But though cavernous spaces would not form throughout the interior of a planet, room would yet be found, even to the degree conceived by Frankland, for the waters of the planet. The greatest possible pressure to which the most solid rock can be exposed would not fill the capillary spaces which exist throughout the material of the rock, while the pressure on the water at great depths would force it into even minuter than capillary spaces. This has been conclusively shown during experiments entered upon for another purpose, viz., to determine the compressibility of water. For when in 1661 Florentine academicians tried to compress water which had been enclosed within a globular shell of gold, they found that the water under great pressure forced its way through the pores of the gold, and stood on the outside of the globe like dew; and since that time the experiment has been repeated with globes of other metals, a similar result being obtained.
It follows from these considerations, that, as a planet cools, more and more space is formed for the retreat of the planet's seas; and that in all probability in the extreme old age of a planet, when its whole frame to the very centre has been sufficiently cooled, space enough is thus formed to hold all the water which had once adorned the planet's surface.

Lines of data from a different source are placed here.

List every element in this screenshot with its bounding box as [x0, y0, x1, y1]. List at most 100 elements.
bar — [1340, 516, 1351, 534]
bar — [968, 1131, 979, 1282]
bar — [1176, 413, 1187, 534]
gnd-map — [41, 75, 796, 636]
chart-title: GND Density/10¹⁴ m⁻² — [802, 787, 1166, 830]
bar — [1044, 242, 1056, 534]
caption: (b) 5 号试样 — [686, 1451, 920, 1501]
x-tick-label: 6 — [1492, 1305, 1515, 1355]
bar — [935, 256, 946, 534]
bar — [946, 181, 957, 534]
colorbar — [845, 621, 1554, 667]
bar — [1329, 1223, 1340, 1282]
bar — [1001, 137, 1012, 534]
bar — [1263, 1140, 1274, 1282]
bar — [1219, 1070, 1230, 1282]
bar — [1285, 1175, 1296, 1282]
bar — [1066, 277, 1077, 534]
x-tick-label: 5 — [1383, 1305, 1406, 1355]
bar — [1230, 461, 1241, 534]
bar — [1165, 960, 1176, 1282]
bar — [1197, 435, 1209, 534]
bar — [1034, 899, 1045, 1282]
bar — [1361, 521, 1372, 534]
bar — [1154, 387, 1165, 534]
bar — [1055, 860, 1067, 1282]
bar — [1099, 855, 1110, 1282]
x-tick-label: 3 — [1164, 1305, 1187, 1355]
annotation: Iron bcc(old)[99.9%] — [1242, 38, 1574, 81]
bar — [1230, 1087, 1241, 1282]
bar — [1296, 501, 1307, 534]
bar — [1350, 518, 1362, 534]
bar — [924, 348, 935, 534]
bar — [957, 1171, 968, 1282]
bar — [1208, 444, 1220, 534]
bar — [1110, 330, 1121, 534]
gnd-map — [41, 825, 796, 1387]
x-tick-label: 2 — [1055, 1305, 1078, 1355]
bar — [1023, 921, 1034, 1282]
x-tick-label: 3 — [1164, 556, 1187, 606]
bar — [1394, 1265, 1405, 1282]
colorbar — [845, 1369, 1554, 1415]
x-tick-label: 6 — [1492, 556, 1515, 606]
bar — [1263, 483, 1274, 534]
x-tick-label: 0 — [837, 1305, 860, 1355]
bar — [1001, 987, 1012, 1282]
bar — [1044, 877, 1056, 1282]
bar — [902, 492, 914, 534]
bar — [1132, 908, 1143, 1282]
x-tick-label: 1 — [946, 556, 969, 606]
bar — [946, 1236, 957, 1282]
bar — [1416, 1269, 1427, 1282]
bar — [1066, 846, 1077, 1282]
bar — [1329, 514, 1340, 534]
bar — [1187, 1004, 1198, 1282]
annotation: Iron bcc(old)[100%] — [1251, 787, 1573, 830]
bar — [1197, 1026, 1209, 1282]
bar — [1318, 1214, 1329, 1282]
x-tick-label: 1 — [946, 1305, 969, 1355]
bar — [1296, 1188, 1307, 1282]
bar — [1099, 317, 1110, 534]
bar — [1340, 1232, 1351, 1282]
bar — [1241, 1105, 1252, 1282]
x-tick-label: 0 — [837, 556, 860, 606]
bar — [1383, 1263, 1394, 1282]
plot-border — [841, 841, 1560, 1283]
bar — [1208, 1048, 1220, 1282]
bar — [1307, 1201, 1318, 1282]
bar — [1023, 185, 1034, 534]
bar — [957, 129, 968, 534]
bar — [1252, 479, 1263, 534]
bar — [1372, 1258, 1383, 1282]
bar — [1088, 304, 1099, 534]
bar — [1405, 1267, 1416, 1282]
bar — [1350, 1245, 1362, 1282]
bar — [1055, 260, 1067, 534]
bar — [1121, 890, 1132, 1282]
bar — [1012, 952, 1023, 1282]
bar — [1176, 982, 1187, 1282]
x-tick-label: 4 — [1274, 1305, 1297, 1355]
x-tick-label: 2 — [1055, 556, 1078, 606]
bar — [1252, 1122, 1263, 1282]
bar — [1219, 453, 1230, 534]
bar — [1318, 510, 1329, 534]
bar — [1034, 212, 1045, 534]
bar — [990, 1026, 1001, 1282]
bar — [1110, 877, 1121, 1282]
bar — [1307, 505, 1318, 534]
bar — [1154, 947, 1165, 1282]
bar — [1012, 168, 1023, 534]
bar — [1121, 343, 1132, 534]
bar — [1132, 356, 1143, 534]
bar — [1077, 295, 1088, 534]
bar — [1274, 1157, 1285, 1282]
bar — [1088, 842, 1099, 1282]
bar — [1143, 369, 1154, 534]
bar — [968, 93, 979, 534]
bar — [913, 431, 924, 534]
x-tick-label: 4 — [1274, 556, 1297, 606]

If we consider the whole history of the moon's cooling, partly as indicated by her actual aspect, partly by the evidence given by the aspect of other planets, and partly as justly inferrible from the laws of physics, we shall find abundant reason for believing that her seas at any rate might thus have been withdrawn. During the earlier stages of a planet's history, considered in the essay entitled "When the Seas were Young," the seas are floating in the form of cloud and vapor above the planet's surface. In the next stage, when the crust is still hot, but not too hot for the waters to rest upon it, the process of cooling must take place more rapidly in the crust of the planet than in the planet's interior. All this time, then, the crust would be con-